La lezione del ventiduenne per spiegare ai genitori come scrivere i messaggi: “Basta con i punti esclamativi”

La comunicazione online è probabilmente uno dei terreni in cui le differenze generazionali emergono con più evidenza. Le chat, con i loro codici veloci e in continua evoluzione, finiscono spesso per creare equivoci e incomprensioni tra figli e genitori. Un singolo simbolo può cambiare tono a un messaggio, un’emoji può essere interpretata in modi opposti e un silenzio può generare ansie inattese. Situazioni che, più che conflitti, producono spesso reazioni divertite e raccontano di mondi linguistici che faticano a incontrarsi. É il caso di Jason Saperstone, ventiduenne trasferitosi a New York per fare il pubblicitario che, stanco dei frequenti malintesi con i genitori, ha deciso di intervenire: sfruttando le sua abilità nell'elaborare presentazioni e mappe visuali, Jason ha infatti elaborato una vera e propria lezione in PowerPoint per spiegare ai genitori, Nancy e Pete, le regole di base del "galateo dei messaggi". "Loro scrivono sempre con le migliori intenzioni", ha raccontato al sito Today.com, "ma spesso non conoscono tutte le funzioni. La Gen Z ha creato un linguaggio tutto suo, comprensibile solo a chi ne fa parte".
Il video, pubblicato su Instagram, è diventato virale e ha conquistato persino l'attenzione dell'attrice Reese Witherspoon – nota per il film "La rivincita delle bionde" e vincitrice del Premio Oscar nel 2006 con "Quando l'amore brucia l'anima – Walk the Line" – che ha commentato: "Caspita, ho fatto tutto questo in modo sbagliato per un bel po' di tempo".

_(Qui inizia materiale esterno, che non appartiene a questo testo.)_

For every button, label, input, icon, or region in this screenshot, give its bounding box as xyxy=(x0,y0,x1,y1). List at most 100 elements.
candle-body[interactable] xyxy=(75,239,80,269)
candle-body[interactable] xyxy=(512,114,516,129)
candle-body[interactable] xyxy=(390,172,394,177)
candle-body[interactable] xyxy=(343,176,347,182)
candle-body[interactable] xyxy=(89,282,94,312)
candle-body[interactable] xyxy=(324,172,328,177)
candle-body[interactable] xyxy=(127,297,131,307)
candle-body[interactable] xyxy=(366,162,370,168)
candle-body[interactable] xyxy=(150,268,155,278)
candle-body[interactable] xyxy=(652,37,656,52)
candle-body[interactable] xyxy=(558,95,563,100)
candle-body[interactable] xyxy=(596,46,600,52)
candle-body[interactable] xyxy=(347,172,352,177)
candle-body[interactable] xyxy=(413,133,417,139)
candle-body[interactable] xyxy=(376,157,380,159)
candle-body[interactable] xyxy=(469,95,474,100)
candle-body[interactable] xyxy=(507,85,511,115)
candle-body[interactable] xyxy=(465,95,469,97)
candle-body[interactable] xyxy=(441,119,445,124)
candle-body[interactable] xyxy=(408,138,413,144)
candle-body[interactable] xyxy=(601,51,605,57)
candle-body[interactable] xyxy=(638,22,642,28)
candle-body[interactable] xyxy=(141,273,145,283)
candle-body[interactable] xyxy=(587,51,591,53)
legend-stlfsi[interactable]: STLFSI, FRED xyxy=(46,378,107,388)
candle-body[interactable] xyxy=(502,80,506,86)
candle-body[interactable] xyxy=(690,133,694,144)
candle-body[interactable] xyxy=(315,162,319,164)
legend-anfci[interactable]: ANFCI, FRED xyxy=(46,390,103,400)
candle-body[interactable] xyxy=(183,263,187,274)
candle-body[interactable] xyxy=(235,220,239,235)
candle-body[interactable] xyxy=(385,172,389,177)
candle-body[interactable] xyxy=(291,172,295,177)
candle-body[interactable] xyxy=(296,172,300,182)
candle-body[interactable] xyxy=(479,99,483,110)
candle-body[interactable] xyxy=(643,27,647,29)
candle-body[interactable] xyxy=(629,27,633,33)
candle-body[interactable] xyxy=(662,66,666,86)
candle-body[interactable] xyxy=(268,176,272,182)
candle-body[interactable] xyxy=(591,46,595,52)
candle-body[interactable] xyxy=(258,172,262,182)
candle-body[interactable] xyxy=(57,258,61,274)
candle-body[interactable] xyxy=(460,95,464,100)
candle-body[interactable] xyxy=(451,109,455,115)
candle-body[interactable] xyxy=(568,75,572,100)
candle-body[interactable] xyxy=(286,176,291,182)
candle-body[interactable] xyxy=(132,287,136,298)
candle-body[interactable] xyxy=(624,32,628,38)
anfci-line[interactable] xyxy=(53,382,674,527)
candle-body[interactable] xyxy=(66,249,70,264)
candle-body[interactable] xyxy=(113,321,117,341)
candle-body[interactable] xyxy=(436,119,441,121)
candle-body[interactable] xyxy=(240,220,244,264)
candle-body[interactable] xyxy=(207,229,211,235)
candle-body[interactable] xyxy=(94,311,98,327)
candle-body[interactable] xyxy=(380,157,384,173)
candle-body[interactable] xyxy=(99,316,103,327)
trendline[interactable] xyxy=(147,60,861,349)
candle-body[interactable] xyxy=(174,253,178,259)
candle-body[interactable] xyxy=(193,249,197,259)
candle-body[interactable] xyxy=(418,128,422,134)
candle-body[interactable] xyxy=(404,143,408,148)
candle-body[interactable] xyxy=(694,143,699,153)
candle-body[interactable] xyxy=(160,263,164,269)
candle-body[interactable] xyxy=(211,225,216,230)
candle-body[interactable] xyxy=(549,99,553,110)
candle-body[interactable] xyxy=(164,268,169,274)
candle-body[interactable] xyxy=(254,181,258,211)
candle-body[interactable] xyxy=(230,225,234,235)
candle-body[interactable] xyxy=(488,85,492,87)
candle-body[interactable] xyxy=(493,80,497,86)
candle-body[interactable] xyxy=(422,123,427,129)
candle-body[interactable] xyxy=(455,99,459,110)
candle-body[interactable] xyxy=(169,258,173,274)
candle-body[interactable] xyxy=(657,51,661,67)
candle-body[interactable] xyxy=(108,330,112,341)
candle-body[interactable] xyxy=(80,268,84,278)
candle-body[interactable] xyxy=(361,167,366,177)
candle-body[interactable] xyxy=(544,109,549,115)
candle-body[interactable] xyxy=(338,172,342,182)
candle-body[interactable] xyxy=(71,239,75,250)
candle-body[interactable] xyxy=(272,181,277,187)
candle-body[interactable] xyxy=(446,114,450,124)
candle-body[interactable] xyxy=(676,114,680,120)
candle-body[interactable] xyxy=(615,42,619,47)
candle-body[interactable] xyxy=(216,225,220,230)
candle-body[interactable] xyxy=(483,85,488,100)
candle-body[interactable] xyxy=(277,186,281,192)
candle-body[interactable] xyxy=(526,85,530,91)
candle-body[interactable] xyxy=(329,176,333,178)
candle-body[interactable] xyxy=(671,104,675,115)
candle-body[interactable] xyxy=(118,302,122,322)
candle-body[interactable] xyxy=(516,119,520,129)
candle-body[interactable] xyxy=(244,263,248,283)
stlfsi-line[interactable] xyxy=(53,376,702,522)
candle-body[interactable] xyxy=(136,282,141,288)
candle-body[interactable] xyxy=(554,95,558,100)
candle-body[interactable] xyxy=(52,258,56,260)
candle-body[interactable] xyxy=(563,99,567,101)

Il "problema" dell'enfasi immotivata
La prima lezione di Jason si è concentrata su un aspetto preciso: l'uso corretto dei punti esclamativi come reaction a un messaggio, una funzione che in certi sistemi di messaggistica viene chiamata "enfasi". Secondo il giovane, ci sono solo tre circostanze in cui va usato: quando si concorda con il contenuto, quando ci si trova nella stessa situazione oppure quando si vuole richiamare l'attenzione di chi non risponde. Per chiarire, Jason ha ricordato un episodio recente durante la quale aveva scritto alla madre che si trovava in un bar con Alex Cooper, la conduttrice di un popolare podcast americano. Nancy aveva reagito – anzi, "reactato" – con l'enfasi, ma per il figlio sarebbe bastato un semplice "pollice in su". La mamma, ridendo, si è difesa: "Ho usato quella reazione perché ero felice per te!".
Emoji e altri trabocchetti
La presentazione di Jason ha affrontato un tema condiviso da generazioni diverse: i più giovani si sono divertiti riconoscendo la goffaggine online dei genitori, mentre madri e padri meno abituati al linguaggio delle chat hanno empatizzato con gli inciampi e le difficoltà dei genitori del ragazzo. Molti di loro hanno infatti confessato di aver sempre interpretato l'enfasi come un modo o per esprimere sorpresa o entusiasmo. Qualcuno ha persino suggerito che i produttori dovrebbe fornire dei manuali d'uso al momento dell’acquisto degli smartphone. Altri, invece, hanno preso le difese di Nancy: "Nel linguaggio delle mamme significa WOW", ha scritto un’utente. Non tutti, però, hanno salutato con simpatia le alternative proposte. Per alcuni, il pollice in su appare addirittura peggiore: un segnale di indifferenza, quasi un invito a non disturbare con altri messaggi.
Se Jason deciderà di proseguire la sua "scuola di messaggistica", i temi non mancheranno. Uno dei più delicati riguarda gli emoji, che spesso generano fraintendimenti tra generazioni. "Il teschio, ad esempio, significa che stai ridendo così tanto da morire", ha spiegato. E poi ci sono le icone dal significato ambiguo o esplicitamente allusivo, come la famigerata melanzana, che i genitori usano con innocenza e i figli interpretano in tutt'altro modo.